- Ja nazywam się Tristan, a to Lori..
Belai i Skerss dotarli do granicy Kanady.
Mutant stanął na dwóch nogach.
- Wyczułem silniejszy zapach, przyjacielu...
- Jesteśmy bardzo, bardzo blisko... - zaśmiał się i ruszył dalej...
- Miło mi was poznać, próbuje dostać się do tego miejsca (wskazuje na mapie - nie powiedział w jakim celu, bojąc się o złe zamiary Tristana i Lori), macie jakiś sposób na jak najszybsze dostanie się do tego miejsca? - Zapytał Leo
- Siedzimy tu już dwa dni, z moich obserwacji wynika, że najwięcej ocalałych przemieszcza się na północ, ja i Lori też tak postanowiliśmy, nie wiem jak dostać się najszybciej w to miejsce. - odpowiedział Tristan
- A może pójdziemy z nimi? - odezwała się Lori
Tristan popatrzył na Lori, potem na Leo.
- Jeżeli chcecie to czemu by nie, tylko muszę was ostrzec zwabiłem i ucieklem całej hordzie zombie, więc jestem na ich liście poszukiwanych - Zażartował Leo
Zwiadowcy podróżowali już 12 godzin. Mieli właśnie rozbijać obóz i odpocząć jednak przygotowania przerwał głośny rozkaz kapitana Levi:
- UTRZYMAĆ GOTOWOŚĆ BOJOWĄ!
Hanji przybiegła do kapitana. Wszyscy byli zmieszani i nie wiedzieli co się dzieje:
- Levi, co się stało?
- Spójrzcie tam! - Po tych słowach wszyscy wydali odgłosy przerażenia. Przed ich oczyma roztaczał się ogromny szeroki dym.

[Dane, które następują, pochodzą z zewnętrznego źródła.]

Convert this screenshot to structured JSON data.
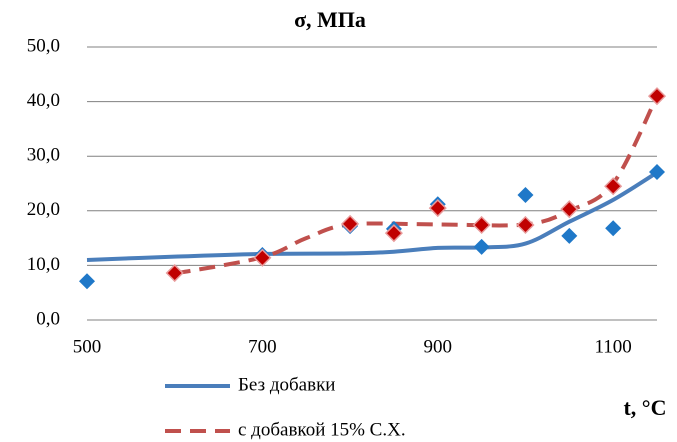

- Zbierajcie namioty i zbieramy się! W tej okolicy jest sporo lasów. Nie możemy pozwolić by ogień się rozprzestrzenił! - Wszyscy przygotowywali się tak szybko jak tylko mogli - Jeśli to faktycznie ogień a nie kolejny mutant...
Nagle Nisoo ustał. Nie ruszał się... Nagle! Przewrócił się z niewadomego powodu.
- Kur** moje grzyby! - krzyknął
Skerss szedł za Belai'em, następnie odwrócił się i spojrzał na ogromny pożar, który wywołał. Było go jeszcze widać... Drzewa przewalały się na ziemię, ogień a także dym były ogromne. Następnie spojrzał w nocne niebo i księżyc... Podążał dalej za swoim Kundlem Myśliwskim.
Zwiadowcy byli już w drodze by ugasić pożar. Zamysł był taki, by użyć mieczy do ścinania drzew, aby ogień się nie rozprzestrzeniał. Po chwili wszyscy wzięli się do roboty:
- Szybciej! Nawet jedna sekunda może zaważyć o losach akcji!
Nisoo podszedł do płonącego krzaka. Wyjął grzyba i wbił go na koniec patyka. Chwycił za patyk i zaczął przypiekać grzyba nad płomieniem. Gdy skończył, jedzenie było upieczone. Zjadł i zaczął to powtarzać.
- Ale to dobre! - krzyknął i głupio się zaśmiał.